Así que estábamos en Vancouver, una ciudad que podría caber ocho veces dentro de Berlín; en realidad, es bastante pequeña para nuestras circunstancias. Pero gracias al sistema...


Publicado: 09.02.2018
01.02.2018 Mientras estábamos en Vancouver, nos dimos cuenta de que encontrar un trabajo y un alojamiento por poco tiempo era más difícil de lo que pensábamos. En los últimos días, nos habíamos ocupado de un Workaway (también conocido como Woofing). Allí se trabaja a cambio de comida y alojamiento. Generalmente son unas 5 horas al día durante 5 días a la semana. Encontramos una granja cerca de Nanaimo en la isla de Vancouver. Según la descripción, cumplía con nuestras expectativas. La confirmación llegó muy rápido y ya estábamos en el ferry hacia la isla de Vancouver. Una vez llegamos a Nanaimo, tuvimos que pasar dos horas hasta que nuestro anfitrión viniera a recogernos. Pasamos el tiempo en un típico pub hasta que John nos recogió. A primera vista, parecía bastante simpático. Al llegar a la granja (ya estaba oscuro), aún no podíamos imaginar lo que nos esperaba en los días siguientes. Los primeros olores eran una mezcla de perro mojado, pollo y una casa vieja y moho. Y ya tuvimos un primer vistazo de lo que nuestros anfitriones entendían por orden y limpieza. Nuestra habitación estaba muy espartana. La cama en la que podíamos dormir era similar a un catre en términos de comodidad. En el baño había dos trampas para ratas debajo del lavabo... 'más mascotas', pensamos. Genial. Por cierto, el baño solo estaba separado de nuestra habitación por una cortina. Un nuevo nivel de intimidad. Así que ahí estábamos: llegados a una granja, en un lugar que se sentía como la nada. Al principio pensábamos ... podemos aguantar un mes - un pequeño desafío, pero lo lograremos.

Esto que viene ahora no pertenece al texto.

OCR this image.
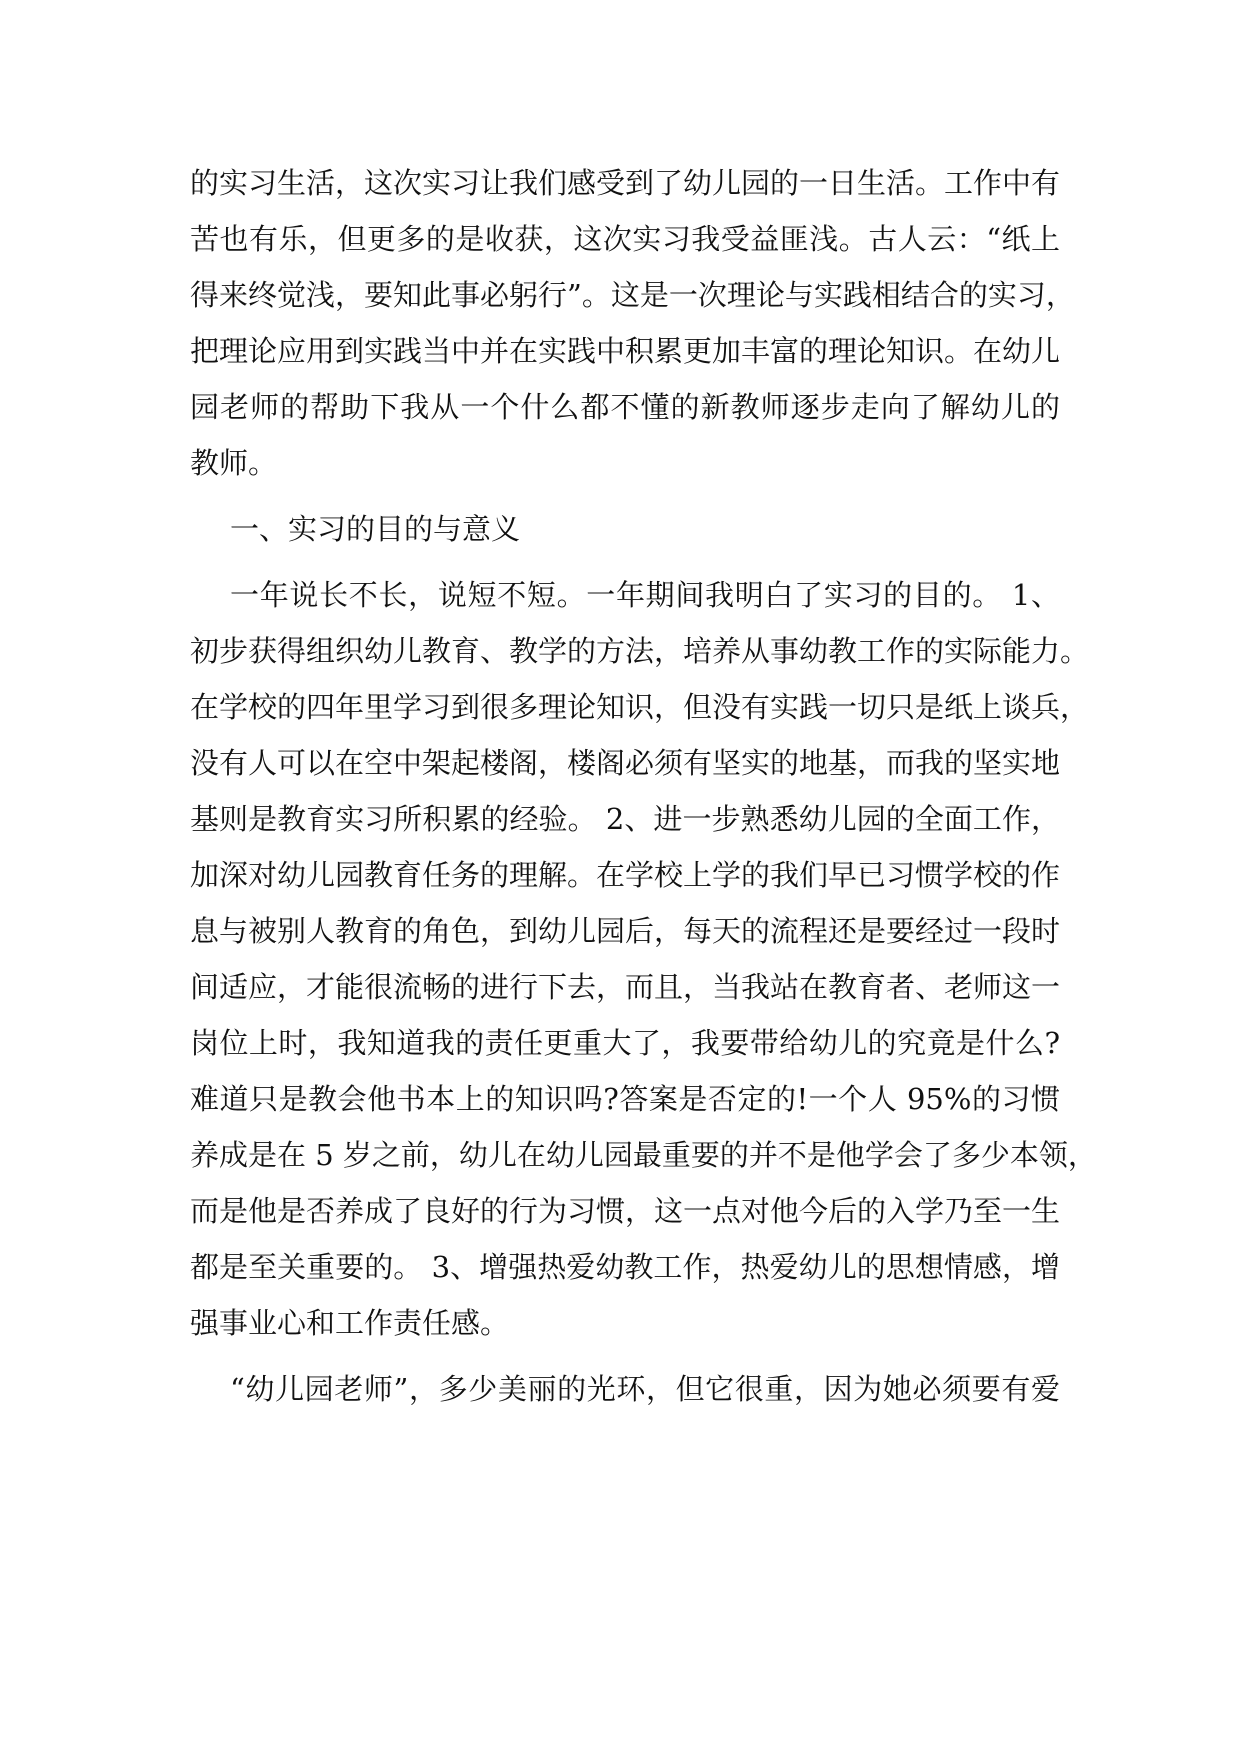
的实习生活，这次实习让我们感受到了幼儿园的一日生活。工作中有
苦也有乐，但更多的是收获，这次实习我受益匪浅。古人云：“纸上
得来终觉浅，要知此事必躬行”。这是一次理论与实践相结合的实习，
把理论应用到实践当中并在实践中积累更加丰富的理论知识。在幼儿
园老师的帮助下我从一个什么都不懂的新教师逐步走向了解幼儿的
教师。
一、实习的目的与意义
一年说长不长，说短不短。一年期间我明白了实习的目的。 1、
初步获得组织幼儿教育、教学的方法，培养从事幼教工作的实际能力。
在学校的四年里学习到很多理论知识，但没有实践一切只是纸上谈兵，
没有人可以在空中架起楼阁，楼阁必须有坚实的地基，而我的坚实地
基则是教育实习所积累的经验。 2、进一步熟悉幼儿园的全面工作，
加深对幼儿园教育任务的理解。在学校上学的我们早已习惯学校的作
息与被别人教育的角色，到幼儿园后，每天的流程还是要经过一段时
间适应，才能很流畅的进行下去，而且，当我站在教育者、老师这一
岗位上时，我知道我的责任更重大了，我要带给幼儿的究竟是什么?
难道只是教会他书本上的知识吗?答案是否定的!一个人 95%的习惯
养成是在 5 岁之前，幼儿在幼儿园最重要的并不是他学会了多少本领，
而是他是否养成了良好的行为习惯，这一点对他今后的入学乃至一生
都是至关重要的。 3、增强热爱幼教工作，热爱幼儿的思想情感，增
强事业心和工作责任感。
“幼儿园老师”，多少美丽的光环，但它很重，因为她必须要有爱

El primer día nos mostraron nuestras tareas a realizar. Se suponía que yo debía vaciar, limpiar y rellenar todos los cubos de agua de los animales, alimentar a los pollos, recoger los huevos (lo que también significaba robar los huevos de las gallinas que estaban incubando), dejar salir a los patos y preparar la comida para los pollos a partir de alimentos caducados y frutas/verduras enmohecidas. Las tareas de Patrick consistían en repartir heno a las cabras y cubrir el lugar de los pollos con astillas de madera, así como ayudar a Will (nuestro compañero de sufrimiento) a trocear la leña. Por la tarde tuvimos la oportunidad de salir nuevamente y 'preparar' a los animales para la noche - afortunadamente solo tomó 30 minutos. Diariamente nos saludaba la marmota (teóricamente 6 días a la semana - solo tuvimos un día libre), sin embargo, con una creciente falta de sueño, ya que a menudo despertábamos para ver a las ratas y nuestra cama simplemente no estaba hecha para nuestras 'envejecidas' espaldas.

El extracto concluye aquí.